Already, the two companies have flown science payloads and tech demonstrations, with the support of NASA’s Flight Opportunities Program. The Unity 22 flight included a human-tended experiment that recorded changes in plants’ gene activity just as the plants started to experience weightlessness, designed by the University of Florida and run by Virgin Galactic employee Sirisha Bandla.

Past experiments on the space shuttle and the ISS have recorded in detail how life functions in microgravity. But biochemically, how do living things transition from feeling Earth’s gravity to weightlessness? Scientists have no idea. But suborbital flights like Unity 22 provide a unique opportunity to study the question, says University of Florida biologist Rob Ferl, the experiment’s co-principal investigator.

“We’re the scientists who get to simply open the door on this biological universe that’s never been looked at before,” Ferl says.

The future of suborbital flight

Even if Virgin Galactic and Blue Origin fly their booked customers and garner research contracts, space industry analyst Forczyk cautions that we still don’t know how big the suborbital market will end up being.
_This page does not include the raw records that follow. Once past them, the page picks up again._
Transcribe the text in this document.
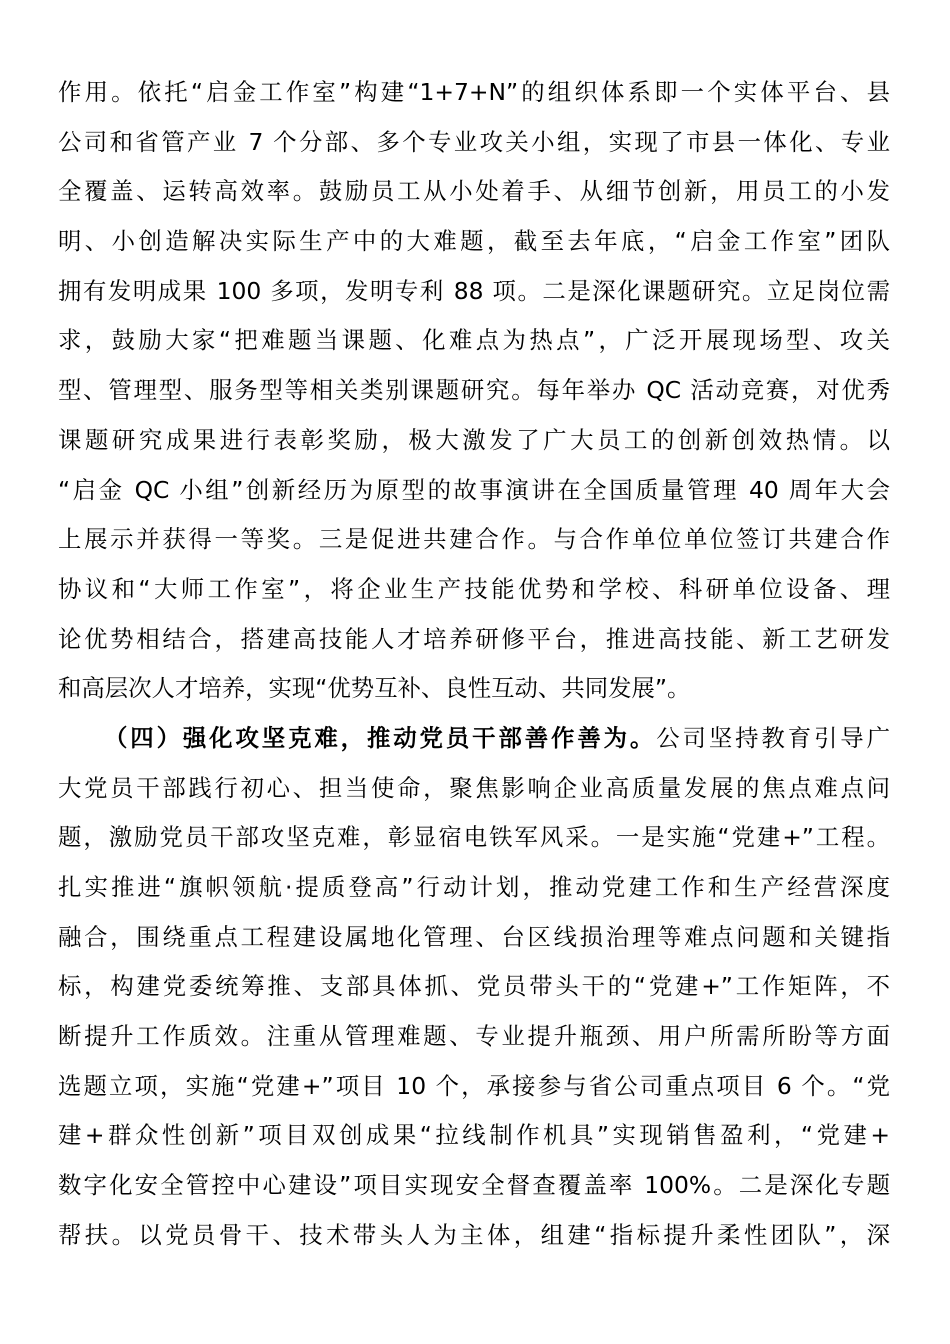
作用。依托“启金工作室”构建“1+7+N”的组织体系即一个实体平台、县
公司和省管产业 7 个分部、多个专业攻关小组，实现了市县一体化、专业
全覆盖、运转高效率。鼓励员工从小处着手、从细节创新，用员工的小发
明、小创造解决实际生产中的大难题，截至去年底，“启金工作室”团队
拥有发明成果 100 多项，发明专利 88 项。二是深化课题研究。立足岗位需
求，鼓励大家“把难题当课题、化难点为热点”，广泛开展现场型、攻关
型、管理型、服务型等相关类别课题研究。每年举办 QC 活动竞赛，对优秀
课题研究成果进行表彰奖励，极大激发了广大员工的创新创效热情。以
“启金 QC 小组”创新经历为原型的故事演讲在全国质量管理 40 周年大会
上展示并获得一等奖。三是促进共建合作。与合作单位单位签订共建合作
协议和“大师工作室”，将企业生产技能优势和学校、科研单位设备、理
论优势相结合，搭建高技能人才培养研修平台，推进高技能、新工艺研发
和高层次人才培养，实现“优势互补、良性互动、共同发展”。
（四）强化攻坚克难，推动党员干部善作善为。公司坚持教育引导广
大党员干部践行初心、担当使命，聚焦影响企业高质量发展的焦点难点问
题，激励党员干部攻坚克难，彰显宿电铁军风采。一是实施“党建+”工程。
扎实推进“旗帜领航·提质登高”行动计划，推动党建工作和生产经营深度
融合，围绕重点工程建设属地化管理、台区线损治理等难点问题和关键指
标，构建党委统筹推、支部具体抓、党员带头干的“党建+”工作矩阵，不
断提升工作质效。注重从管理难题、专业提升瓶颈、用户所需所盼等方面
选题立项，实施“党建+”项目 10 个，承接参与省公司重点项目 6 个。“党
建+群众性创新”项目双创成果“拉线制作机具”实现销售盈利，“党建+
数字化安全管控中心建设”项目实现安全督查覆盖率 100%。二是深化专题
帮扶。以党员骨干、技术带头人为主体，组建“指标提升柔性团队”，深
In theory, ticket prices will come down as flights become more common. But for now, the infant industry is targeted primarily at the ultra-wealthy, their guests, and funded researchers. As the technology matures, Forczyk says, we will find out whether the billionaire-driven spaceflight companies can deliver on their promise of “democratizing space,” or if suborbital thrill rides will remain an extreme luxury.

The future of private rides to the edge of space will also depend on how safe the vehicles prove to be. Under current U.S. law, federal officials are limited in their ability to regulate passenger safety in commercial spaceflight until 2023. “I don’t think anyone is fooled into thinking that this is going to be a risk-free environment,” Forczyk says. “I think we should anticipate and expect fatal accidents to occur.”

But even if incidents slow development, consumer access to suborbital space and beyond will likely continue to expand. “I would probably look at it more as the end of the beginning,” says Smitsonian historian Levasseur. “Spaceflight is never going to be routine; this is not a routine process … [But] we’re entering a new phase of regularity.”

For Binnie, seeing SpaceShipTwo take to the skies brings him back to the legacy of the prototype rocket plane he flew to a record 367,500 feet.

“SpaceShipOne, I’m thankful to say, is not gonna be a one-off vehicle hanging in a museum,” he says. “It’s actually going to be the catalyst for something better, brighter, bigger.”